シュネーの首飾りは細かな細工が施されていて、修理は至難の業だ。並の細工師では音を上げるだろう。
だが、スバルには直せる人物に心あたりがあった。やたら滅多に会わせたくないものの、非常事態だ。
「わーった。ペンダントは知り合いに直させる。どんな人間でも文句は言うなよ。婚約の話はまた今度だ」
「……分かった」
シュネーの猫耳が心なしか折りたたまれていた。落ち込んでいるようにも見えるが、スバルにはその理由が分からなかった。
目的地は堅牢な防壁の内側にある。防壁の内側に入るには、南にある唯一の門を通らなければならない。そこでは常に番人が目を光らせている。
シュネーには猫耳が隠れる程度にフードをかぶらせる。顔まですっぽり覆うとかえって怪しまれるからだ。

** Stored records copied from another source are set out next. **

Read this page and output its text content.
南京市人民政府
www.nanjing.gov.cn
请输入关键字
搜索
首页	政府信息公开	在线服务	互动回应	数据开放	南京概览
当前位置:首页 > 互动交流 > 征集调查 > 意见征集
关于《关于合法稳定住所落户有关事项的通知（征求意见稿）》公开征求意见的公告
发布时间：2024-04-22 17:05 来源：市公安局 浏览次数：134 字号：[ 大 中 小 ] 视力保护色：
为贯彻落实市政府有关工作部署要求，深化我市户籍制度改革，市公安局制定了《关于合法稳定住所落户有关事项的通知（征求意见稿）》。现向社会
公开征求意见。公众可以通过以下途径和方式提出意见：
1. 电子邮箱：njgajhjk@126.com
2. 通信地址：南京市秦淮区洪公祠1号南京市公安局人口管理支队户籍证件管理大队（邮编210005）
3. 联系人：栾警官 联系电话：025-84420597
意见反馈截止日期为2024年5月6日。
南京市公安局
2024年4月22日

スバルとシュネーが門の前に行くと、鎧に身を包んだ屈強な男が話しかけてくる。
「名乗れ」
「お仕事お疲れさん。いい加減に顔を覚えてくれないか?」
門番が厳かに命令しているのを、スバルは軽口で応じていた。
しかし、門番は紋切型に言ってくる。
「名乗れ」
スバルは溜め息を吐く。
「めんどくさい奴だ。ゲベート王国第四王位継承者ギルバート配下王族直下特殊部隊スバルとその連れだ。これでいいか?」
「通れ」
門番はそっけなく通行の許可を出した。
シュネーが顔色を変える。
「あなた何者!? ギルバート王子の部下って」
「あんまり何度も言わせないでくれ。めんどくさいから。ペンダントを直すのが大事だろ? さっさと行くぜ」
スバルが歩くと、シュネーは青ざめながらついてきた。